Pourquoi assiste-t-on à une baisse des décès liés au sida chez les adultes alors que l’OMS enregistre une hausse de 50% chez les adolescents de 10 à 19 ans entre 2005 et 2012 ? La baisse chez les adultes est liée au fait que la thérapie antirétroviral (ARV) est disponible dans de nombreux pays. C’est un succès. De nombreux adultes en profitent et vivent donc plus longtemps. Il y a moins de décès et moins de maladies également chez les petits enfants. Quand on donne les médicaments à la mère, les enfants sont traités dès la naissance. Un grand effort est fait pour étendre ce genre de thérapie. Mais chez les adolescents, la prévalence repose sur plusieurs facteurs. Tous n’étaient pas dépistés à la naissance, même s’ils étaient infectés. Il y a dix ans quand un enfant naissait il n’y avait pas cet effort de promotion du traitement antirétroviral à la naissance. Donc il y a tout un groupe de jeunes et d’enfants qui n’étaient pas dépistés à ce moment-là. Ils ne savaient pas qu’ils étaient séropositifs. Il y a dix ans ou plus, on ne savait pas combien de temps une personne pouvait vivre avec le virus sans traitement. Mais maintenant, on voit qu’il y a des adolescents, non dépistés qui vivent longtemps. Ils sont quand même malades mais ils ne meurent pas. Aujourd’hui, ils arrivent à un stade où ils sont malades. Alors ils viennent pour se faire traiter d’une maladie liée au VIH et ils sont alors dépistés. Il y a aussi des enfants qui sont sous traitements et puis à l’âge de l’adolescence, ils doivent passer des services pédiatriques aux services adultes. Ils doivent commencer à prendre en charge leurs propres soins et en même temps, ils découvrent leur vie sexuelle. Ils se séparent souvent aussi, à ce moment-là, de leurs parents. Donc, ils ne peuvent plus se reposer sur eux concernant leur traitement et ne le suivent pas. Souvent, les adolescents ne savent pas pourquoi ils prennent des médicaments parce que leurs parents ne leur ont pas dit qu’ils étaient atteints du VIH.

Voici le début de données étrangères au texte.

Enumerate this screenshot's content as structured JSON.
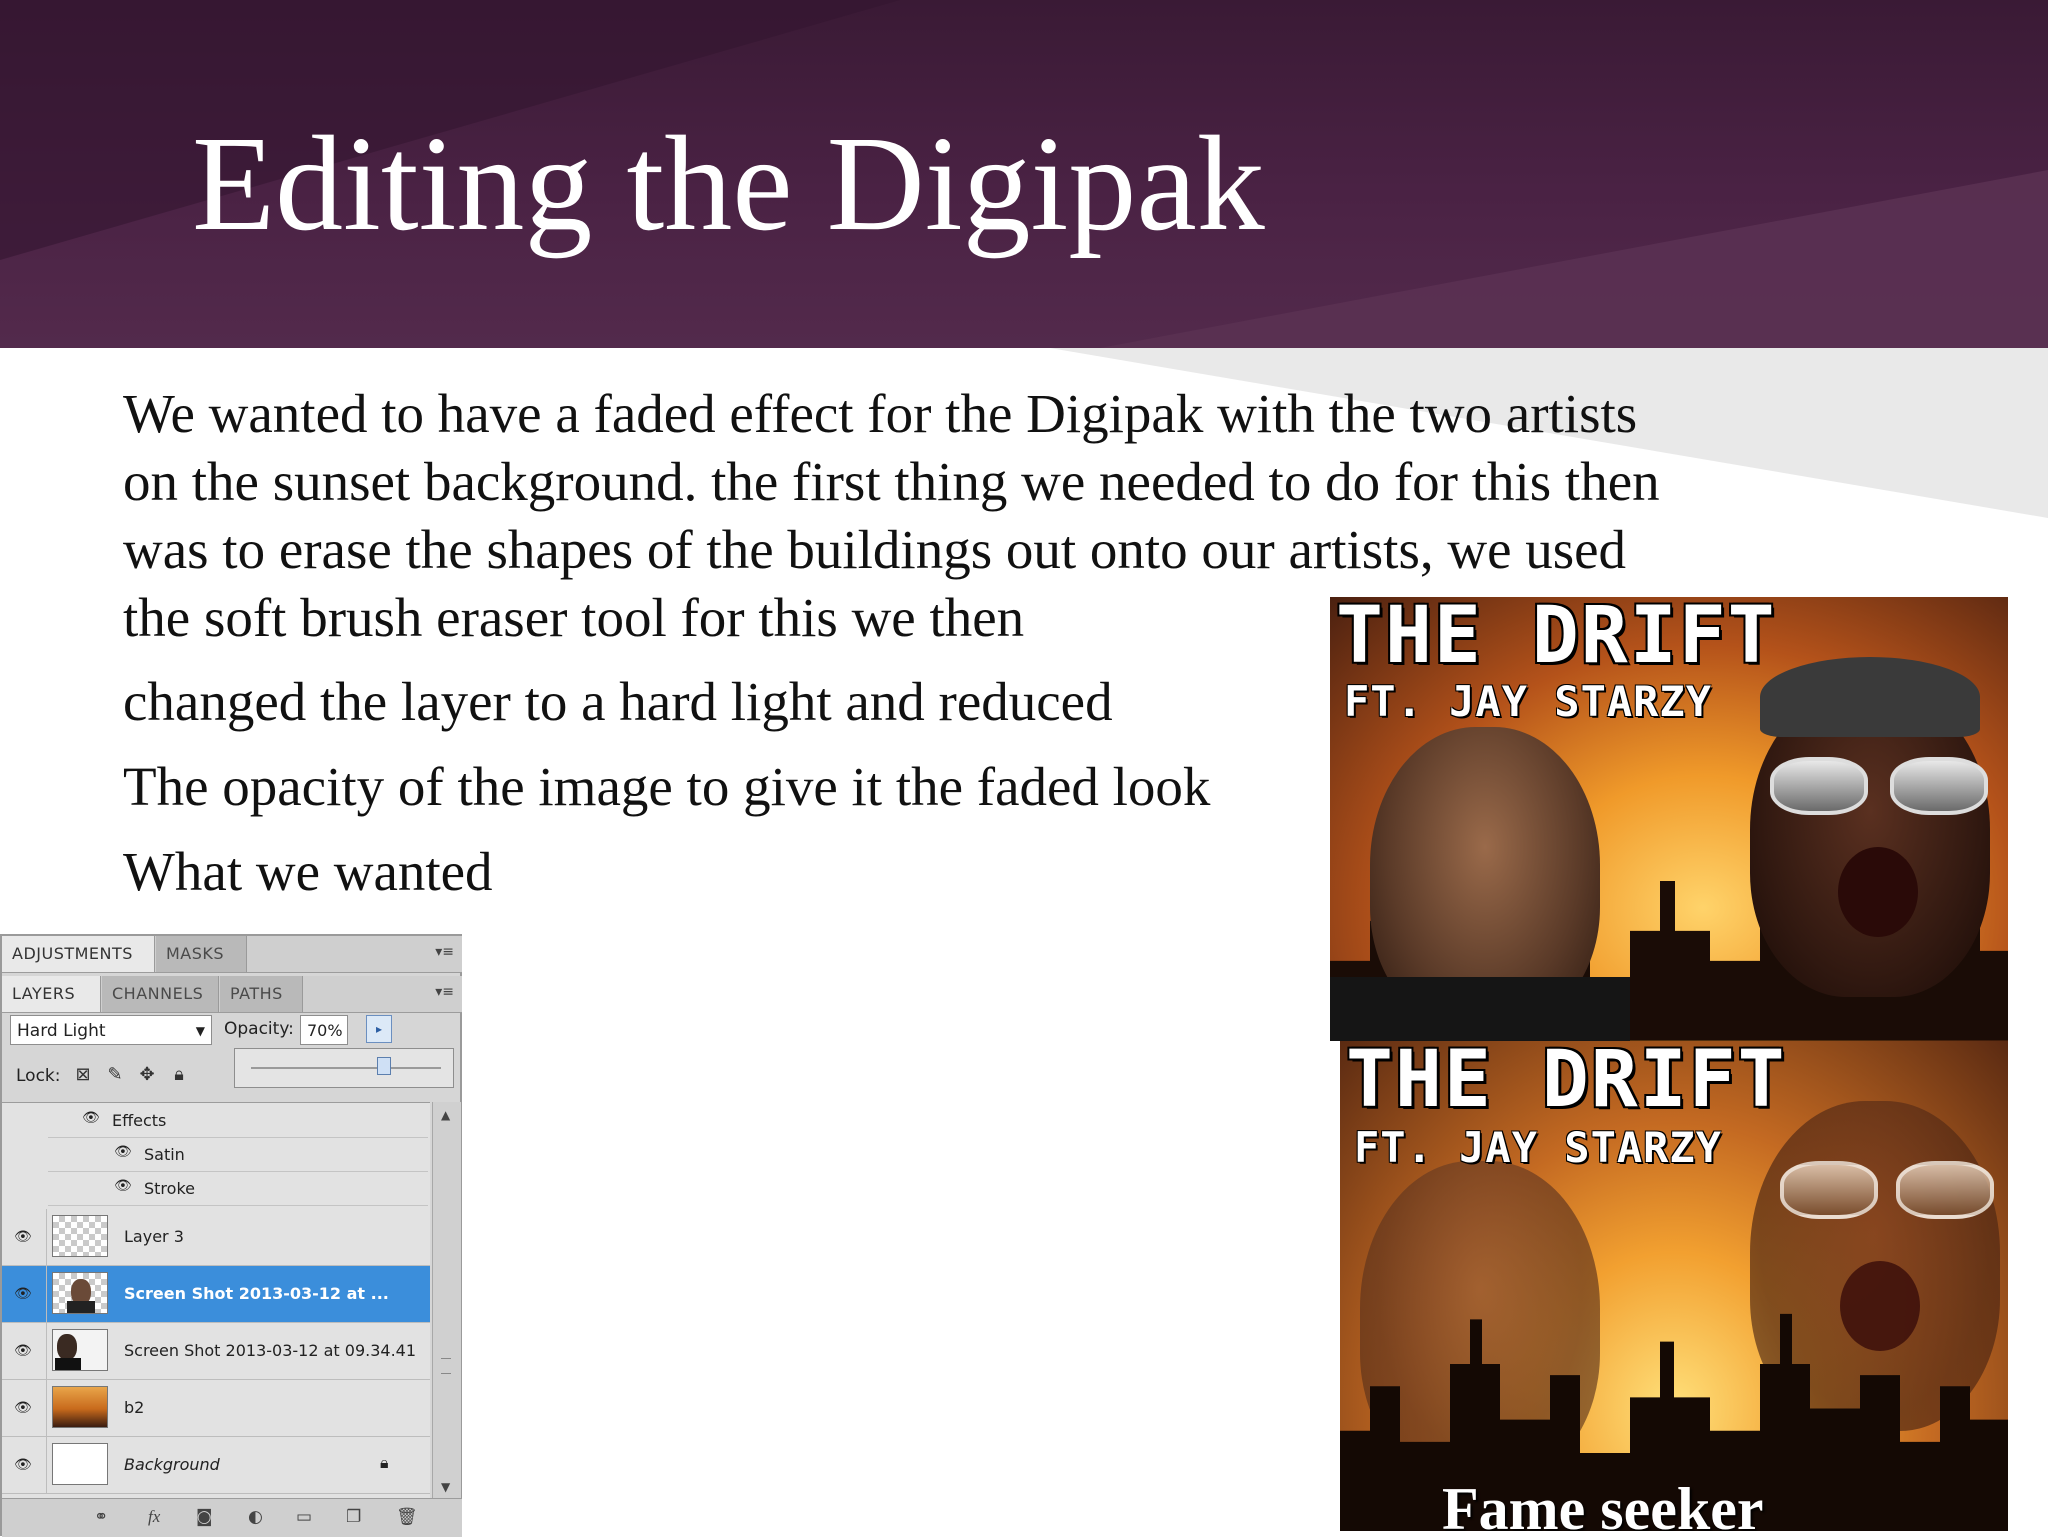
{
  "slide": {
    "title": "Editing the Digipak",
    "body_lines": [
      "We wanted to have a faded  effect for the Digipak with the two artists",
      "on the sunset background. the first thing  we needed to do for this then",
      "was to erase the shapes of the buildings out onto our artists, we used",
      "the soft brush eraser tool for this we then",
      "changed the layer to a hard light and reduced",
      "The opacity of the image to give it the faded look",
      "What we wanted"
    ],
    "colors": {
      "header": "#4a2244",
      "text": "#111111"
    }
  },
  "photoshop_panel": {
    "top_tabs": [
      "ADJUSTMENTS",
      "MASKS"
    ],
    "layer_tabs": [
      "LAYERS",
      "CHANNELS",
      "PATHS"
    ],
    "blend_mode": "Hard Light",
    "opacity_label": "Opacity:",
    "opacity_value": "70%",
    "opacity_level": 0.7,
    "lock_label": "Lock:",
    "effects": {
      "label": "Effects",
      "items": [
        "Satin",
        "Stroke"
      ]
    },
    "layers": [
      {
        "name": "Layer 3",
        "selected": false,
        "thumb": "transparent"
      },
      {
        "name": "Screen Shot 2013-03-12 at ...",
        "selected": true,
        "thumb": "portrait"
      },
      {
        "name": "Screen Shot 2013-03-12 at 09.34.41",
        "selected": false,
        "thumb": "portrait"
      },
      {
        "name": "b2",
        "selected": false,
        "thumb": "sunset"
      },
      {
        "name": "Background",
        "selected": false,
        "thumb": "white",
        "locked": true
      }
    ],
    "bottom_icons": [
      "link-icon",
      "fx-icon",
      "mask-icon",
      "adjustment-icon",
      "folder-icon",
      "new-layer-icon",
      "trash-icon"
    ],
    "colors": {
      "selection": "#3b8edb",
      "panel": "#d6d6d6"
    }
  },
  "album_art": {
    "title": "THE DRIFT",
    "subtitle": "FT. JAY STARZY",
    "tagline": "Fame seeker"
  }
}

Un bébé quant reçu un traitement contre le sida à sa naissance / Photo AFP
Dans quelles régions du monde les adolescents sont-ils le plus touchés pas le sida ? En Afrique australe et de l’Est se trouvent 90% des cas de VIH y compris les adolescents. En Afrique, en Asie du sud est, en Amérique latine et aux Caraïbes, il y a une très haute prévalence de VIH. En Amérique latine par exemple, ce sont des jeunes femmes ou des jeunes hommes qui sont exploités sexuellement ou des jeunes hommes qui ont des rapports avec d’autres hommes. En Europe australe, le grand problème ce sont les jeunes qui s’injectent des substances, des drogues et se transmettent alors le sida. Les jeunes sont alors très marginalisés car ils vivent dans une autre société. Les filles sont-elles plus touchées par ces infections du sida ? En général oui. Et surtout dans les pays les plus affectés comme en Afrique australe et de l’Est où se trouvent 90% des cas de VIH y compris les adolescents. Mais il n’y a pas que les filles qui sont touchées. D’autres groupes sont aussi très affectés : les jeunes qui ont des comportements à risques, qui utilisent les drogues, qui sont abusés par les marchands de sexe, les jeunes homosexuels. Toutes ces populations à haut risque sont déjà marginalisées dans la plupart des pays, et les jeunes populations sont encore plus stigmatisées. Ils ont encore moins accès aux soins.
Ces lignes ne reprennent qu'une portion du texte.